As we enter a new year, however, it is also a good time to reflect on the risks and rewards that we all experience as small business owners. Most entrepreneurs have a strong passion and belief in their businesses, but too few are reaping the rewards that they hope or expect to see. In fact, in our ongoing survey of small business owners, we find that most are not only concerned about having enough cash to sustain their businesses over time, but we also find that most are dissatisfied with the level of personal income they are making from their efforts.
This may not be surprising on the surface, but it is a bit concerning since most entrepreneurs start businesses to create wealth for themselves and their families. This is typically not the only reason for starting a new company, but it is an important one. Combine this desire with the level of risk that entrepreneurs face – whether it be risk of financial duress, legal issues, or the possibility of failure – and there is clearly a disconnect between what entrepreneurs should be earning and the pay they actually take home for themselves.
So what’s the right answer? Unfortunately, there is no single answer for all entrepreneurs since every small business is different, but here are four questions you should ask to determine the “right” amount to pay yourself:
- Evaluate the risk you are taking with your small business. Some small businesses are riskier than others, and those taking on the larger risks should be compensating themselves for that risk. For example, if you are in a high-risk industry, such as financial services where default rates are high, you would be more likely to want to compensate yourself beyond what the average entrepreneur makes. Grocery stores are notorious for low margins – around 3% on average – but that is partly because they are not as risky as some other enterprises where the risk is greater.
- Revisit your small business costs. Subpar profitability is one of the main reasons why entrepreneurs don’t pay themselves more. After all, if your business isn’t producing a significant profit, there will be less left over for you to take home. With this in mind, it is critical that you increase your profit margins to the point that you can compensate yourself accordingly. Too often, entrepreneurs overpay employees, suppliers, and put themselves last. Instead, it can be helpful to determine the minimum that you are willing to take home, then reengineer your cost structure to accommodate those financial needs. It may seem easier said than done, but it is critical to adopt this mindset if you are ever going to create true wealth for yourself. This is an area that good small business consultants can help with.

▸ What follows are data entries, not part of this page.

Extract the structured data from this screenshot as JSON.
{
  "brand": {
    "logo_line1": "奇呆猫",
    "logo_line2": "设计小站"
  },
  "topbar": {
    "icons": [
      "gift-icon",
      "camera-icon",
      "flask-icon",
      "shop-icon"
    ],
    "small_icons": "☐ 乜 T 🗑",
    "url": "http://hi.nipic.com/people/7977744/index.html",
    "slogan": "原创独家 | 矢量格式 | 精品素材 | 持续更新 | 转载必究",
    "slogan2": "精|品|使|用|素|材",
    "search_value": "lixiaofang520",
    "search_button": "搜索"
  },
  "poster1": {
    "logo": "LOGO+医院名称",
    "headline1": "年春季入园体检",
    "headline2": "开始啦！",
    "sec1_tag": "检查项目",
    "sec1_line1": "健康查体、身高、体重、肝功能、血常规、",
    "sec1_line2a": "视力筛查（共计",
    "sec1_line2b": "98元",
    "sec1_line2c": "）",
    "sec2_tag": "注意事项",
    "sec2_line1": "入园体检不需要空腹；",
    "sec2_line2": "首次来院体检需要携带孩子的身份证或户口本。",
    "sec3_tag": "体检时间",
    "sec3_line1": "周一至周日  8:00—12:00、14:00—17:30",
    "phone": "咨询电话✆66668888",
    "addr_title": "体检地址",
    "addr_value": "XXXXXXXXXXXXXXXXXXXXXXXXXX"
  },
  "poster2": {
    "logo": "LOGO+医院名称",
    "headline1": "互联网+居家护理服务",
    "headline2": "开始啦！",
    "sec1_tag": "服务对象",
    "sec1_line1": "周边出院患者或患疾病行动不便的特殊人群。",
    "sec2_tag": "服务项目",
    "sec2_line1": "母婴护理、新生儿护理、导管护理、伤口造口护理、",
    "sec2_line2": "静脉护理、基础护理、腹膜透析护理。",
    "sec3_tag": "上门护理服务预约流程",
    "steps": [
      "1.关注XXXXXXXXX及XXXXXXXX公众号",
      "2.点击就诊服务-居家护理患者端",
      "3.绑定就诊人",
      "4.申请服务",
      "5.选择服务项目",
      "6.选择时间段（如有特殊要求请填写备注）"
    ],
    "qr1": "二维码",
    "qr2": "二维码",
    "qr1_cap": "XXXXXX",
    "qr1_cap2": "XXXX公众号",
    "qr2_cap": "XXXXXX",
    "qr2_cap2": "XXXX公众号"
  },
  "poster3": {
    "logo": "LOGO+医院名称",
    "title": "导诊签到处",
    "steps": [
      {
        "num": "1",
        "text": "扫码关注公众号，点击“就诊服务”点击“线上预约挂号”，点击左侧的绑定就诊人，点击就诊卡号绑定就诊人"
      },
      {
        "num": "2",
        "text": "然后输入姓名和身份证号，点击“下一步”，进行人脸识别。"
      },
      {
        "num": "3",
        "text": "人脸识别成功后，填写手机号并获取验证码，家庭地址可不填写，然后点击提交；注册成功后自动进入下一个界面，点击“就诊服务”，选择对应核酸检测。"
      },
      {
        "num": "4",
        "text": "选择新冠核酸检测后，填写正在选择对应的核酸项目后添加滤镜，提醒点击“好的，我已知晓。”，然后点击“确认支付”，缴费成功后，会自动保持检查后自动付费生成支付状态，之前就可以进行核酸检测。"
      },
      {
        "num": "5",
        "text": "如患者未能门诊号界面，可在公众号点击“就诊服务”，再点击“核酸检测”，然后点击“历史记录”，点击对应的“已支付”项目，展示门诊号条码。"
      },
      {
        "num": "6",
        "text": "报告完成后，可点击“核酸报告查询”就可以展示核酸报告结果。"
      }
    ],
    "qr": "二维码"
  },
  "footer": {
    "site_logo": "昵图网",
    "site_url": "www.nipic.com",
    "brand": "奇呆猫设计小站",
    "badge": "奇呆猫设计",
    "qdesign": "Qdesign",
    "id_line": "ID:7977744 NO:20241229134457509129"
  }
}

- Analyze your financial ratios. Most entrepreneurs struggle with (or don’t like) accounting and bookkeeping. Even the ones that have figured it out, though, don’t adequately analyze their true financial position beyond simple profit and loss. When analyzing your financial results, it is important to also evaluate your current and quick ratios on your balance sheet to determine how much cash you can reasonably take out of your business without jeopardizing its financial stability. In other words, once you subtract all of your liabilities from your cash and liquid assets, you will better understand the amount of cash that you could potentially take out of the business at any given time. This is something that can easily be done with good small business software.

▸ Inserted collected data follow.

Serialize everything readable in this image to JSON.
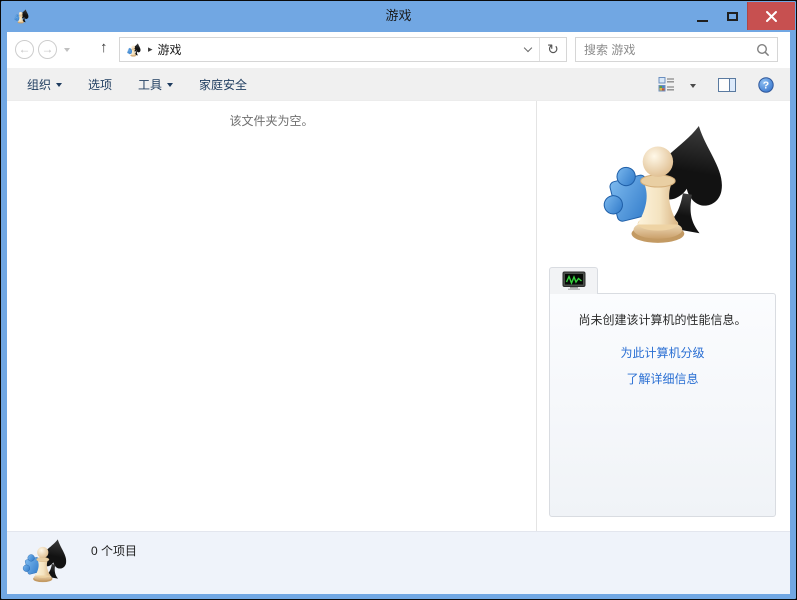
{
  "window": {
    "title": "游戏"
  },
  "navbar": {
    "breadcrumb_root": "游戏",
    "search_placeholder": "搜索 游戏"
  },
  "toolbar": {
    "items": [
      {
        "label": "组织",
        "dropdown": true
      },
      {
        "label": "选项",
        "dropdown": false
      },
      {
        "label": "工具",
        "dropdown": true
      },
      {
        "label": "家庭安全",
        "dropdown": false
      }
    ]
  },
  "main": {
    "empty_message": "该文件夹为空。"
  },
  "details_pane": {
    "message": "尚未创建该计算机的性能信息。",
    "links": [
      {
        "label": "为此计算机分级"
      },
      {
        "label": "了解详细信息"
      }
    ]
  },
  "statusbar": {
    "item_count": "0 个项目"
  },
  "colors": {
    "frame": "#71a7e3",
    "close_button": "#c75050",
    "link": "#2a6fd3",
    "toolbar_text": "#1e3c5f"
  }
}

- Determine how much money you need to grow your business. Small business owners too often feel as though they need to put most of their company’s earnings back into the business to fuel small business growth. This may be true if you have high working capital needs due to growth or increasing inventory, but many entrepreneurs err too far on the side of leaving money in the business because it feels safer that way. However, it is important to recognize that you are actually putting more of your money at risk, so there is something to be said for keeping as little cash as you need to in your business. You should consider taking most of it off the table by compensating yourself.
Obviously, entrepreneurs don’t want to take so much out of their companies that they can’t continue operating. However, we find that this isn’t the problem with most. Instead, the bigger risk is that they aren’t taking enough for themselves. With all the risk and hard work that comes with owning a small business, it is important to reconsider your current level of personal compensation.